1. A method for quantifying micro-plastic in landfill leachate is characterized by comprising the following steps:

(1) mixing nano Fe₃O₄Ultrasonically dispersing the mixture in water uniformly, then adding polyvinyl alcohol suspension to completely immerse the mixture, and heating and stirring the mixture uniformly to obtain magnetic fluid mixed solution;

(2) weighing a standard mixture V of DEHP, DBP, BBP, DINP, DIDP, BPA and DNOP₁The mL is used as a template molecule, a functional monomer and a cosolvent are added, and ultrasonic mixing is carried out; adding a cross-linking agent and an initiator, and uniformly mixing by ultrasonic dispersion;

the functional monomers are α -methacrylic acid and styrene, and the dosage is (0.02-0.10) V₁mL；

(3) Dropwise adding the mixed solution prepared in the step (2) into the magnetic fluid mixed solution prepared in the step (1), and then heating in a water bath to react to generate magnetic microspheres; sucking out the magnetic microspheres by using a magnet, drying the magnetic microspheres after washing, and eluting the dried magnetic microspheres by using acetone at 80 ℃ until template molecules cannot be detected to prepare the magnetic selective adsorbent;

(4) screening the collected landfill leachate sample through a screen to remove large particles and impurities, and utilizing UV/H (ultraviolet/hydrogen) to obtain filtrate₂O₂Oxidizing organic matters on the surface by an advanced oxidation method, centrifuging to obtain sediments, adding sodium hydroxide into the sediments to quench H₂O₂Then adding sulfuric acid to adjust the sediment to be neutral;

(5) adding an organic solvent into the sediment obtained in the step (4), heating in a water bath for dissolving, cooling the solution, filtering by using a glass sand core for removing impurities, allowing the obtained sample to flow through a column filled with a magnetic selective adsorbent in advance, and after the adsorption of the column is finished, freezing, vacuum drying and draining water; then eluting with acetone/dichloromethane mixed solution and collecting, concentrating the eluent to 1mL, blow-drying with a nitrogen blowing instrument, adding chromatographic grade methanol, transferring to a brown sample injection bottle, and fixing the volume to 1 mL;

(6) measuring the contents of DEHP, DBP, BBP, DINP, DIDP, BPA and DNOP in the final sample obtained in the step (5) by using GC-MS to obtain the total content of a mg/L; then the content of the micro-plastic in the collected landfill leachate is calculated by the following formula to be Ymg/L;

wherein n is the year of the landfill, and t is the local annual average temperature of the landfill;

the cross-linking agent in the step (2) is one of dimethylamino propylamine, triethylene tetramine or diethylamino propylamine;

the initiator in the step (2) is azobisisobutyronitrile or dimethyl azobisisobutyrate;

the acetone/dichloromethane mixed solution in the step (5) adopts three different volume ratios in sequence, wherein the volume ratios of acetone to dichloromethane are respectively 3:7, 1:1 and 7: 3.

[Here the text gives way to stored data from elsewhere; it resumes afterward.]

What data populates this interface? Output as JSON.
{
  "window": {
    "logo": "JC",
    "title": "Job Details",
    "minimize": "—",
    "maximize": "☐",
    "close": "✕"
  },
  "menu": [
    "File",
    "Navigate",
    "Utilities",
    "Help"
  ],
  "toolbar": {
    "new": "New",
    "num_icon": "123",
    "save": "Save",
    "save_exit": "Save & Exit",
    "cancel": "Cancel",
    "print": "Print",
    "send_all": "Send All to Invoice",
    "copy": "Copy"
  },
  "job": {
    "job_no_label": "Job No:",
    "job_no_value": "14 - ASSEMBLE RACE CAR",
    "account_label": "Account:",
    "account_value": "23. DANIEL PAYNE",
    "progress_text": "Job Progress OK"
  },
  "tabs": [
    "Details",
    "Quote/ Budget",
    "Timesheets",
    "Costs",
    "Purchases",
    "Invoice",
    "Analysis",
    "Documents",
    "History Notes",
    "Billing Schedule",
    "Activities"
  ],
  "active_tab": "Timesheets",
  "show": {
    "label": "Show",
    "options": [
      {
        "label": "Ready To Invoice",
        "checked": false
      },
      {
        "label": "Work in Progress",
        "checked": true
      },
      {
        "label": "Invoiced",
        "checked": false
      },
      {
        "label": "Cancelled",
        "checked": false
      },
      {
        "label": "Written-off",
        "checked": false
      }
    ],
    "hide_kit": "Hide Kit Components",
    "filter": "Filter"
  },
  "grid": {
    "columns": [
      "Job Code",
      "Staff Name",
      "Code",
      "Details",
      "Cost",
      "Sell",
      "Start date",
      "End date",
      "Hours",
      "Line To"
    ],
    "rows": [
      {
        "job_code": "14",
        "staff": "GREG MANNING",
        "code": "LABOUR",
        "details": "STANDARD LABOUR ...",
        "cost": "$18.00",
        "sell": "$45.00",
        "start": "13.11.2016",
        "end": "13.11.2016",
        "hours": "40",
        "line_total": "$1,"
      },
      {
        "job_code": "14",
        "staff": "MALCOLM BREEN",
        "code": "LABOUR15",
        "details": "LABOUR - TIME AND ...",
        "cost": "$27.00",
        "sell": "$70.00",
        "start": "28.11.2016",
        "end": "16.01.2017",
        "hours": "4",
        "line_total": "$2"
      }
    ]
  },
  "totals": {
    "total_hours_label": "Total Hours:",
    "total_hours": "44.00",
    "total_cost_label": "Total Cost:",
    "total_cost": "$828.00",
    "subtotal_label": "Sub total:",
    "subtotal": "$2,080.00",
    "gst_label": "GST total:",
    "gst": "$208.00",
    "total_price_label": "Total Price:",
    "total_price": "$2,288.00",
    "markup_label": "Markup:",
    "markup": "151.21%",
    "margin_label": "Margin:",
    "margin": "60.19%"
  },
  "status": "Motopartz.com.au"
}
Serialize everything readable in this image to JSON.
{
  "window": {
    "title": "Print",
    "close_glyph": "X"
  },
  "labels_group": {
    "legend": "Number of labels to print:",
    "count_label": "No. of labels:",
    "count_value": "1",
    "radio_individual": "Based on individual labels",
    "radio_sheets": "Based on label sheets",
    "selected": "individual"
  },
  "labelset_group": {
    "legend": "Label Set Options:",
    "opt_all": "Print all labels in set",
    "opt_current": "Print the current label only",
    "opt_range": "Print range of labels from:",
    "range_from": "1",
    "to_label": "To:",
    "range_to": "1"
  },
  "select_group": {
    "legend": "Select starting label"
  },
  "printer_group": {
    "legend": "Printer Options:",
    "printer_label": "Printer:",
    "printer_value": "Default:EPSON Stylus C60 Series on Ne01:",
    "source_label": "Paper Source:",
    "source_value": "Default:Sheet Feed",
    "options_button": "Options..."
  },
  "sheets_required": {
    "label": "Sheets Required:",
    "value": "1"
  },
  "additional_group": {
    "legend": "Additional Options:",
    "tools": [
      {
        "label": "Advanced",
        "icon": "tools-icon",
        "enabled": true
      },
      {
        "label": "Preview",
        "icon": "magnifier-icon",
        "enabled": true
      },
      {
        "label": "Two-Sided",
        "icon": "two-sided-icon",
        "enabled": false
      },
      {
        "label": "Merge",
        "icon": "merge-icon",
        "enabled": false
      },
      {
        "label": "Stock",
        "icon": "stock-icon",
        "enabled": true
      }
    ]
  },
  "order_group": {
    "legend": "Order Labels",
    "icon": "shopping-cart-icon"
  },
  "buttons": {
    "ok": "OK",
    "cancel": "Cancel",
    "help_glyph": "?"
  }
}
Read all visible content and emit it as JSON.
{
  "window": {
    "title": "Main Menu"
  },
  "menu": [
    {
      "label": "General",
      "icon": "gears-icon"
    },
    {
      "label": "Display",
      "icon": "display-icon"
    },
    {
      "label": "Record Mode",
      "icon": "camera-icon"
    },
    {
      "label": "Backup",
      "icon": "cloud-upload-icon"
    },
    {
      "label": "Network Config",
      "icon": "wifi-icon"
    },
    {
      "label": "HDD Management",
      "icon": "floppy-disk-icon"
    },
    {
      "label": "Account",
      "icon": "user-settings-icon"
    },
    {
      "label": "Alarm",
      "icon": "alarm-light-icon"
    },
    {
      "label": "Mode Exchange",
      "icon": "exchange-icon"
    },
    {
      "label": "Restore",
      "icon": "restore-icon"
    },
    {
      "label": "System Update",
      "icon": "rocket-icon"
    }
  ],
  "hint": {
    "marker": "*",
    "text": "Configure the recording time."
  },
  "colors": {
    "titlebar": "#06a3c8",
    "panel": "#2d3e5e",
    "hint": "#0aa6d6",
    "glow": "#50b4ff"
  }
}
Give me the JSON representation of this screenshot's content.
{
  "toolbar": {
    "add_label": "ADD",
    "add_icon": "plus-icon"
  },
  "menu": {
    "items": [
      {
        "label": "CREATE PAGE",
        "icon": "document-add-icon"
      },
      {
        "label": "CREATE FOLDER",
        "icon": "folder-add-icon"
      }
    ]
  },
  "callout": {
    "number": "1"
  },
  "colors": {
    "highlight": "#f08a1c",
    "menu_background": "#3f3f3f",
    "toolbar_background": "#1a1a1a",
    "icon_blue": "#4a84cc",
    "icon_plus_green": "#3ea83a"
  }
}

2. The method of claim 1, wherein: the cosolvent in the step (2) is acetone or propylene glycol, and the dosage of the cosolvent is (3-4) V₁mL。

3. The method of claim 1, wherein: the dosage of the cross-linking agent in the step (2) is 1.1-1.5 times of the molar weight of the mixture of the 7 kinds of micro-plastic standard products.

4. The method of claim 1, wherein: the dosage of the initiator in the step (2) is 0.1-0.3 time of the molar weight of the mixture of the 7 kinds of micro-plastic standard products.

5. The method of claim 1, wherein: and (4) centrifuging for 10min at 2000-3000 r/min.

6. The method of claim 1, wherein: the organic solvent in the step (5) is one of dimethylformamide, hexafluoroisopropanol or cyclohexanone.